Cedrick’s eyes gave Ethan no comfort as the younger man turned away from the window. The old man’s eyes burned so brightly though the surrounding flesh looked so ancient.
The winds again whistled through the window’s sill. Ethan’s hands clenched as he felt the tower shift. Cedrick appeared to take little, if any, notice of the sensation as his attention locked upon another sliver of paper on his desk.
“That must be the Arctic bubble moving through this far south.” Ethan helped himself to a brandy from the decanter his grandfather kept in the chamber’s corner. The drink refused to settle in Ethan’s stomach as the winds pushed upon the tower. “Have you spoken to the architect lately?”
Cedrick looked up from his desk and grinned. “You’re more of a help than you know. My meeting with Mr.

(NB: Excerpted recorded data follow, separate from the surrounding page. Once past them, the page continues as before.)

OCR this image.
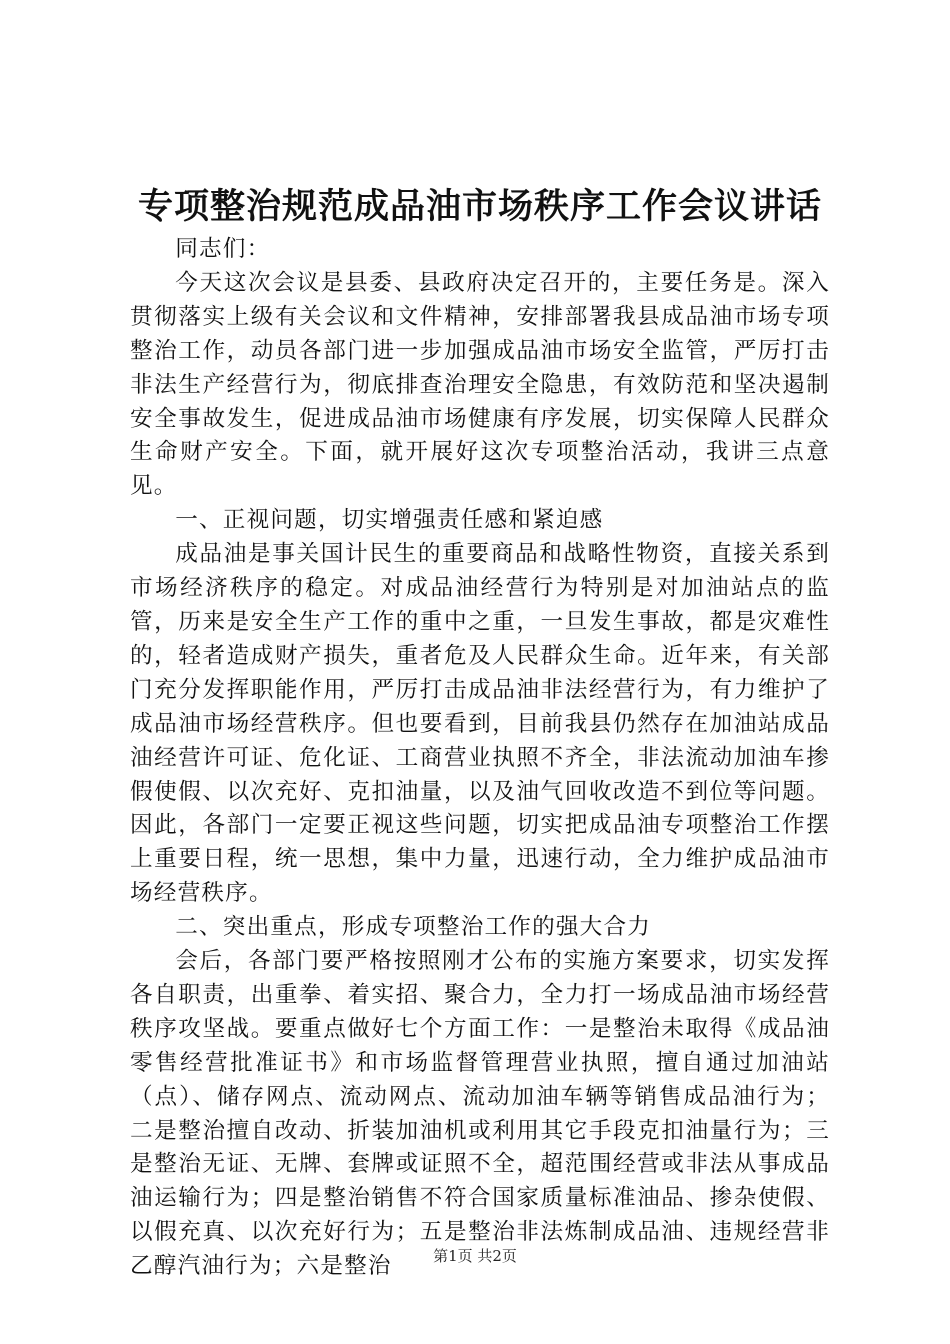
专项整治规范成品油市场秩序工作会议讲话

同志们：

今天这次会议是县委、县政府决定召开的，主要任务是。深入贯彻落实上级有关会议和文件精神，安排部署我县成品油市场专项整治工作，动员各部门进一步加强成品油市场安全监管，严厉打击非法生产经营行为，彻底排查治理安全隐患，有效防范和坚决遏制安全事故发生，促进成品油市场健康有序发展，切实保障人民群众生命财产安全。下面，就开展好这次专项整治活动，我讲三点意见。

一、正视问题，切实增强责任感和紧迫感

成品油是事关国计民生的重要商品和战略性物资，直接关系到市场经济秩序的稳定。对成品油经营行为特别是对加油站点的监管，历来是安全生产工作的重中之重，一旦发生事故，都是灾难性的，轻者造成财产损失，重者危及人民群众生命。近年来，有关部门充分发挥职能作用，严厉打击成品油非法经营行为，有力维护了成品油市场经营秩序。但也要看到，目前我县仍然存在加油站成品油经营许可证、危化证、工商营业执照不齐全，非法流动加油车掺假使假、以次充好、克扣油量，以及油气回收改造不到位等问题。因此，各部门一定要正视这些问题，切实把成品油专项整治工作摆上重要日程，统一思想，集中力量，迅速行动，全力维护成品油市场经营秩序。

二、突出重点，形成专项整治工作的强大合力

会后，各部门要严格按照刚才公布的实施方案要求，切实发挥各自职责，出重拳、着实招、聚合力，全力打一场成品油市场经营秩序攻坚战。要重点做好七个方面工作：一是整治未取得《成品油零售经营批准证书》和市场监督管理营业执照，擅自通过加油站（点）、储存网点、流动网点、流动加油车辆等销售成品油行为；二是整治擅自改动、折装加油机或利用其它手段克扣油量行为；三是整治无证、无牌、套牌或证照不全，超范围经营或非法从事成品油运输行为；四是整治销售不符合国家质量标准油品、掺杂使假、以假充真、以次充好行为；五是整治非法炼制成品油、违规经营非乙醇汽油行为；六是整治	第1页 共2页
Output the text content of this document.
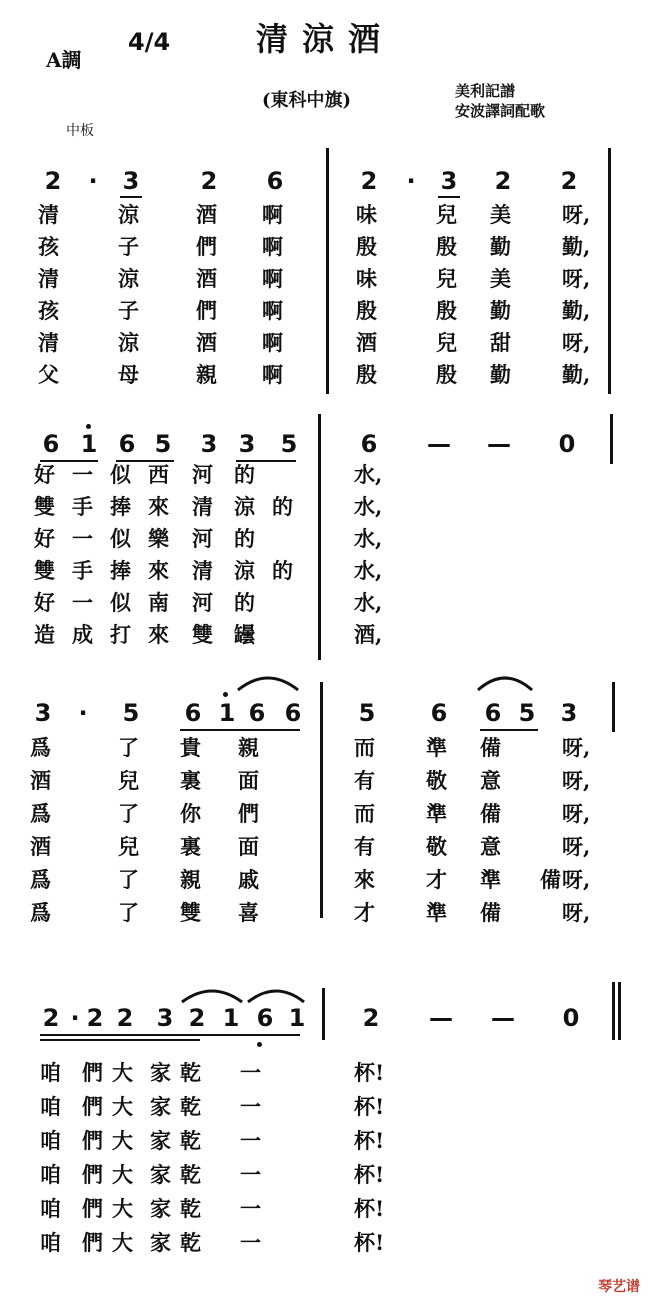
清涼酒
A調
4/4
(東科中旗)	美利記譜
安波譯詞配歌
中板
2	·	3	2 6	2	·	3 2 2
6 1 6 5 3 3 5	6 — — 0
3	·	5 6 1 6 6 5 6 6 5 3
2 · 2 2 3 2 1 6 1 2 — — 0
清	涼	酒	啊	味	兒	美	呀,
孩	子	們	啊	殷	殷	勤	勤,
清	涼	酒	啊	味	兒	美	呀,
孩	子	們	啊	殷	殷	勤	勤,
清	涼	酒	啊	酒	兒	甜	呀,
父	母	親	啊	殷	殷	勤	勤,
好 一 似 西	河	的	水,
雙 手 捧 來	清	涼 的	水,
好 一 似 樂	河	的	水,
雙 手 捧 來	清	涼 的	水,
好 一 似 南	河	的	水,
造 成 打 來	雙	罎	酒,
爲	了	貴	親	而	準	備	呀,
酒	兒	裏	面	有	敬	意	呀,
爲	了	你	們	而	準	備	呀,
酒	兒	裏	面	有	敬	意	呀,
爲	了	親	戚	來	才	準	備 呀,
爲	了	雙	喜	才	準	備	呀,
咱	們 大 家 乾	一	杯!
咱	們 大 家 乾	一	杯!
咱	們 大 家 乾	一	杯!
咱	們 大 家 乾	一	杯!
咱	們 大 家 乾	一	杯!
咱	們 大 家 乾	一	杯!
琴艺谱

Hampton almost slipped my mind. Too many schedules and deadlines over the years finally suffocating my old memory. I’m set to meet with him first thing in the morning. I think he should be close to finishing a new level for this tower. A little ceremony might be called for before Mr. Hampton starts working on the next story. Consider yourself invited, Ethan.”
Ethan swallowed and felt the brandy still burning at the back of his throat.
Cedrick stared at his grandson. “I have no intentions to ever stop building upon this tower, boy. Ever onwards. Ever upwards. No matter who’s hiding in my warehouses, I refuse to take a single step backwards. I’m too old to retreat.”